Let’s say there’s a natural disaster. First responders show up, they secure the perimeter; they’re responsible for controlling access to that perimeter. Then a bunch of other people start showing up. Some of those people are allowed to be there, some aren’t allowed to be there. They all have some kind of card, so if you’re a first responder and you have an EMT show up, he swipes his FIPS card or his state of Pennsylvania card or whatever he has into the handheld. The handheld authenticates him and shows his picture and asks his for my fingerprint or PIN depending on the card. And then it shows you, yep, that’s really Phil, he’s valid, and he’s authorized for hazardous material cleanup, for example, so that you can efficiently direct them to where they need to go.

Now it does all this in a combination of hardware and software, so it’s a complete solution that a customer gets bundled.

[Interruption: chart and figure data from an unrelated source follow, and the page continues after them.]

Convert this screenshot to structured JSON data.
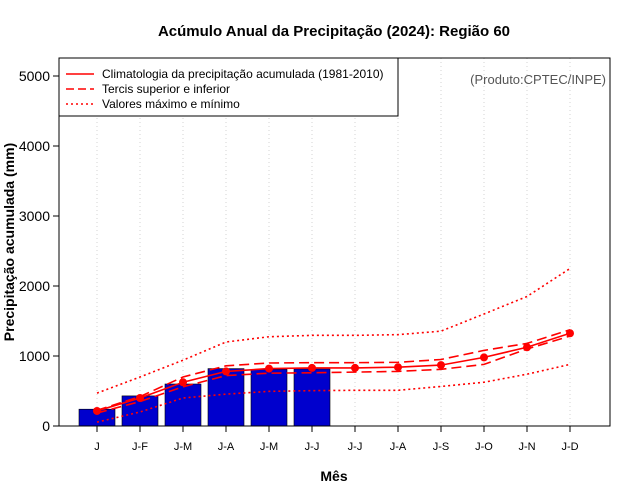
{
  "chart_data": {
    "type": "bar",
    "title": "Acúmulo Anual da Precipitação (2024): Região 60",
    "xlabel": "Mês",
    "ylabel": "Precipitação acumulada (mm)",
    "credit": "(Produto:CPTEC/INPE)",
    "ylim": [
      0,
      5000
    ],
    "yticks": [
      0,
      1000,
      2000,
      3000,
      4000,
      5000
    ],
    "ytick_labels": [
      "0",
      "1000",
      "2000",
      "3000",
      "4000",
      "5000"
    ],
    "grid": true,
    "categories": [
      "J",
      "J-F",
      "J-M",
      "J-A",
      "J-M",
      "J-J",
      "J-J",
      "J-A",
      "J-S",
      "J-O",
      "J-N",
      "J-D"
    ],
    "bars": {
      "name": "Precipitação acumulada 2024",
      "color": "#0000cd",
      "values": [
        240,
        430,
        600,
        820,
        810,
        815
      ]
    },
    "legend": {
      "position": "top-left",
      "entries": [
        {
          "label": "Climatologia da precipitação acumulada (1981-2010)",
          "style": "solid",
          "color": "#ff0000"
        },
        {
          "label": "Tercis superior e inferior",
          "style": "dashed",
          "color": "#ff0000"
        },
        {
          "label": "Valores máximo e mínimo",
          "style": "dotted",
          "color": "#ff0000"
        }
      ]
    },
    "series": [
      {
        "name": "Climatologia da precipitação acumulada (1981-2010)",
        "style": "solid",
        "markers": true,
        "color": "#ff0000",
        "values": [
          215,
          400,
          625,
          780,
          820,
          830,
          830,
          840,
          870,
          980,
          1125,
          1325
        ]
      },
      {
        "name": "Tercil superior",
        "style": "dashed",
        "color": "#ff0000",
        "values": [
          225,
          420,
          700,
          860,
          900,
          905,
          905,
          910,
          950,
          1080,
          1180,
          1375
        ]
      },
      {
        "name": "Tercil inferior",
        "style": "dashed",
        "color": "#ff0000",
        "values": [
          185,
          350,
          560,
          720,
          755,
          760,
          770,
          780,
          810,
          880,
          1100,
          1285
        ]
      },
      {
        "name": "Valor máximo",
        "style": "dotted",
        "color": "#ff0000",
        "values": [
          470,
          700,
          940,
          1200,
          1275,
          1295,
          1295,
          1305,
          1355,
          1600,
          1850,
          2250
        ]
      },
      {
        "name": "Valor mínimo",
        "style": "dotted",
        "color": "#ff0000",
        "values": [
          55,
          200,
          400,
          455,
          495,
          505,
          510,
          510,
          565,
          625,
          740,
          880
        ]
      }
    ]
  }
}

There’s the software piece—server-side software—that does all the data collection and aggregation. Then there’s some software that runs on the handheld, and then there’s the actual handheld itself. The hardware is provided by our manufacturing partner called DAP in Canada. We picked the best ruggedized outdoor handheld device we could find.

What really sets us apart are the software capabilities of being able to read any card, and show the identity and the privileges, and that without requiring any network connectivity.

You can’t assume that there’s any network connectivity available. This is meant to be used in an emergency or disaster, when the cell networks are usually the first to go down. But even if there’s no disaster, you’re outside, and you don’t want to say, we can only scan cards under this tree where you have good network reception, but not over here. Whenever (the handhelds) can get network connectivity, they automatically look for it. Then they download all this data and refresh themselves, but when you actually put a card into a handheld, it already has all the information on it at that time so it can very quickly do the authentication and the validation and the identity and the privileges without making any network connections. So you know it’s going to work even if everything else is broken.